La seconde consiste à construire un « indice statutaire» en faisant la somme pondérée de diverses caractéristiques ordonnées selon
des échelles hiérarchiques: profession, revenu, quartier habité, nature de l'habitat. On aboutit à une série de groupes rassemblant les
individus ayant un indice statutaire similaire.
La classification de Warner est donc simultanément subjective (les groupes sont délimités d'après la perception qu'en ont les
informateurs et plus généralement les habitants de la ville) et objective (à partir d'une évaluation des caractéristiques socio-
économiques des individus recensés). Les classes sociales sont ici réduites à de simples agrégats d'individus, à des catégories
sociales. Pour Warner « nous entendons par classes, certaines catégories de la population qui, selon l'opinion générale, se trouvent,
dans leurs rapports, placées en situation inférieure ou supérieure ».
A partir des résultats obtenus on construit trois grandes classes: supérieure (upper), moyenne (middle), inférieure (lower). Chaque
classe se divise en deux niveaux (on obtient donc au total six groupes) : la « upper-upper class » regroupe 1' aristocratie sociale et
représente environ 1,44 % des individus. La « lower-upper class » regroupe les milieux supérieurs fortunés « nouveaux riches »

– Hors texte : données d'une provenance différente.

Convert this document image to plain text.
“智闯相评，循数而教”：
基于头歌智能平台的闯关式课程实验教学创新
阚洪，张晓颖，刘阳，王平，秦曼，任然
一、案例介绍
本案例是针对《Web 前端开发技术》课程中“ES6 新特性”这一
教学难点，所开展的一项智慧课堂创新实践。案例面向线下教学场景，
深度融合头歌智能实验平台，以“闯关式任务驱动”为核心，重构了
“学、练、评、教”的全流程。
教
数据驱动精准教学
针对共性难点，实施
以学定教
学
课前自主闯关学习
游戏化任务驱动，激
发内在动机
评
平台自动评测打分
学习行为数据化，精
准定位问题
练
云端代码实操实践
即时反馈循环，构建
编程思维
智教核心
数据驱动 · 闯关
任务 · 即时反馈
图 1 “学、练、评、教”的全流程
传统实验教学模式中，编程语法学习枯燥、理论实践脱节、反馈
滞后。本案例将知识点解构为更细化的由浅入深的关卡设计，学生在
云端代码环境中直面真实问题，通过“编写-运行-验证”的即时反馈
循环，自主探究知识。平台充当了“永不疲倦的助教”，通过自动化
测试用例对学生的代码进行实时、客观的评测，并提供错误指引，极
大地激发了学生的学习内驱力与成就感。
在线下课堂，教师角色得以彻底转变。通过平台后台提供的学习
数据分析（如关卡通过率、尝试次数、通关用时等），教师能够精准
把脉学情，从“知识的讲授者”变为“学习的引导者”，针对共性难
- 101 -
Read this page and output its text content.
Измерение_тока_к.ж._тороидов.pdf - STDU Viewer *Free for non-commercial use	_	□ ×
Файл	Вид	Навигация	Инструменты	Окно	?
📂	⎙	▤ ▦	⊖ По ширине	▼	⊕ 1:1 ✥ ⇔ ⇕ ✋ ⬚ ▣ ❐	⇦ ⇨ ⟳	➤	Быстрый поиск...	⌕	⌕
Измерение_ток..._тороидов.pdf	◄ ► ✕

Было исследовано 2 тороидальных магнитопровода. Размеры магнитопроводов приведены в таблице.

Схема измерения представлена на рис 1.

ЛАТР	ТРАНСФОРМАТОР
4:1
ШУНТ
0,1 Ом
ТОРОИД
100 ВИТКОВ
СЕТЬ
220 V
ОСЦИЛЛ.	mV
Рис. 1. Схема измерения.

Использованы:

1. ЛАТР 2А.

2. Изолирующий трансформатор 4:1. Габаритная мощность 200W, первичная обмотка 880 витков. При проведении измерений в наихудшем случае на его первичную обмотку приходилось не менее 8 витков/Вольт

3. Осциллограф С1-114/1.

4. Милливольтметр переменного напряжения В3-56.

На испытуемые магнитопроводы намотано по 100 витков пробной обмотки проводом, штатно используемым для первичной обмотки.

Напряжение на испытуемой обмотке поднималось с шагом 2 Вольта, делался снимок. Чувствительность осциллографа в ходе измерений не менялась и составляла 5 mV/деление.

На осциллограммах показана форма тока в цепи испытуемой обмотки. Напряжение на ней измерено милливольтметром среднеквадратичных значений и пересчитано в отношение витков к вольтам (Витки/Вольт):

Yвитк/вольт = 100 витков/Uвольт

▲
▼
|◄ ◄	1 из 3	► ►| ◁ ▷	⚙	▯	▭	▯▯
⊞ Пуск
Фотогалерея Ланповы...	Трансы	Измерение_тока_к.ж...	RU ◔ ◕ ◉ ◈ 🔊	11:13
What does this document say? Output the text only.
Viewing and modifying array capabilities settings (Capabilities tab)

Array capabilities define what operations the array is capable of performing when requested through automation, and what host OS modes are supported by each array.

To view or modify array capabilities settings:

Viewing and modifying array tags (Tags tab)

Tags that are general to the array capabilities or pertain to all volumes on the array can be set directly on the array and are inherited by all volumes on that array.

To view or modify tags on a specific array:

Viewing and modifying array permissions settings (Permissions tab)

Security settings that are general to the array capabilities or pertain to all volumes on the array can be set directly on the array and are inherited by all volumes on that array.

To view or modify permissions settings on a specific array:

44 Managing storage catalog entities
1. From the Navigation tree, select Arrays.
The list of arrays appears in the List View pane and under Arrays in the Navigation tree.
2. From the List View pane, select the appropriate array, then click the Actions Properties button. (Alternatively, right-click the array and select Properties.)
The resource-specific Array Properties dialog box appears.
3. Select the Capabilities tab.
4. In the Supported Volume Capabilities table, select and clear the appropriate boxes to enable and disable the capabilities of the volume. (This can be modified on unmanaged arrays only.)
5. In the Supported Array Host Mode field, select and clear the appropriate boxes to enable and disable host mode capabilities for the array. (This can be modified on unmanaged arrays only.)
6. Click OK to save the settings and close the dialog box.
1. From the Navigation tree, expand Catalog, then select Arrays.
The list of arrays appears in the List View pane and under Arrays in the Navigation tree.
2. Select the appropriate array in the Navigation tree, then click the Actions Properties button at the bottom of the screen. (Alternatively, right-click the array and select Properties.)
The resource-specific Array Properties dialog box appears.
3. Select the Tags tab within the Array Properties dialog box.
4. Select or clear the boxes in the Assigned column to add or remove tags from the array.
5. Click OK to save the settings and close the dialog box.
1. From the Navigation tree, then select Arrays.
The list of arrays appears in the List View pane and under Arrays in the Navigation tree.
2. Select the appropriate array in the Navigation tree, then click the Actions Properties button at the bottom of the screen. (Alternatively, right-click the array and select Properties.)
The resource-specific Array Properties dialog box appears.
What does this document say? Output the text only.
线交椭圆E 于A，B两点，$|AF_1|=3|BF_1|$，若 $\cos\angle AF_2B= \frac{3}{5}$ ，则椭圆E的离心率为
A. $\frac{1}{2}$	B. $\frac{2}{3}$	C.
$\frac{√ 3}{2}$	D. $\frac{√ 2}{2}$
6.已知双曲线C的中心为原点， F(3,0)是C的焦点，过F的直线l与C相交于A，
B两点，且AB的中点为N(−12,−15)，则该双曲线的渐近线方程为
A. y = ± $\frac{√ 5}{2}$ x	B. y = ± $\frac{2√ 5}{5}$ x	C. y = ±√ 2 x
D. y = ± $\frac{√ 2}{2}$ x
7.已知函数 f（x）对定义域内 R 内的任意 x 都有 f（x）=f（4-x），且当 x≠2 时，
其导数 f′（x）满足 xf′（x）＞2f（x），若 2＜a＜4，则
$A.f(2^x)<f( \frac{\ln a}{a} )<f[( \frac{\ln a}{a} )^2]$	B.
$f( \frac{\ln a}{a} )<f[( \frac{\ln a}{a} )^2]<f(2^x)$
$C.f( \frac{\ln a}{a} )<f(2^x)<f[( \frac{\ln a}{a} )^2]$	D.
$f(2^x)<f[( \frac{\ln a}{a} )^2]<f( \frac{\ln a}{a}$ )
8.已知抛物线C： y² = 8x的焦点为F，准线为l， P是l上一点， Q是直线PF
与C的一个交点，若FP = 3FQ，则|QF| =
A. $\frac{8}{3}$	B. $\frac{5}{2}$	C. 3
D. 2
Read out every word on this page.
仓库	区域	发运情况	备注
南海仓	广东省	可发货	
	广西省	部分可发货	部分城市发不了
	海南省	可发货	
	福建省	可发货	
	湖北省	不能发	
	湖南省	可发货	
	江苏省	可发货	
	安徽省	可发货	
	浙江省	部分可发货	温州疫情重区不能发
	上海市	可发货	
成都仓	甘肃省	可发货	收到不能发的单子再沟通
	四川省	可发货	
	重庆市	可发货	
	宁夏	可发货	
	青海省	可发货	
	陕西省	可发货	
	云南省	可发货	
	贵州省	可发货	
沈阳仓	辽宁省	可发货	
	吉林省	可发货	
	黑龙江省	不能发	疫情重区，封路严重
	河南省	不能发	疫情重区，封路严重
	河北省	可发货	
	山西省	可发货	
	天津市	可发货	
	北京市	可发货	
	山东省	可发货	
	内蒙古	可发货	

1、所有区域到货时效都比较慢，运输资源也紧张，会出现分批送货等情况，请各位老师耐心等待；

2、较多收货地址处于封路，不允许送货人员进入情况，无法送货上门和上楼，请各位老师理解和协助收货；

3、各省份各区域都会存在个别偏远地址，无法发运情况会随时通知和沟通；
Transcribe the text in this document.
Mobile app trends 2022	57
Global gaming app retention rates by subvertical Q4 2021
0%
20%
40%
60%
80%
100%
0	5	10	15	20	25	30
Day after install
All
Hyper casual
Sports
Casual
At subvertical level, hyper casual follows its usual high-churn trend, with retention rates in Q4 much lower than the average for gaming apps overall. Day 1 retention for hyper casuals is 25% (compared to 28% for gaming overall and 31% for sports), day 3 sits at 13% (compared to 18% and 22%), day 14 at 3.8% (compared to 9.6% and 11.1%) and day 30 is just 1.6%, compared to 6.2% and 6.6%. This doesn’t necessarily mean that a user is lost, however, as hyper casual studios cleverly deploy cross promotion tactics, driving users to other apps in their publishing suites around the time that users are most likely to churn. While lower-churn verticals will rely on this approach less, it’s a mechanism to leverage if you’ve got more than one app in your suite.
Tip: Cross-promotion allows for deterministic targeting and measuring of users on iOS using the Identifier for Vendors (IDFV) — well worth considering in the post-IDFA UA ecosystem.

(l,56 %). La « upper-middle class » représente la classe moyenne aisée (hommes d'affaires, professions libérales) (10,22 %). La «
lower-middle class » est constituée de la petite-bourgeoisie (23,12 %). La « upper-lower class » représente la « classe inférieure
honnête » (boutiquiers, petits employés, ouvriers plutôt qualifiés) et c'est la classe la plus importante (32,6 %). La « lower-lower
class » représente la population à statut précaire (25,2 %).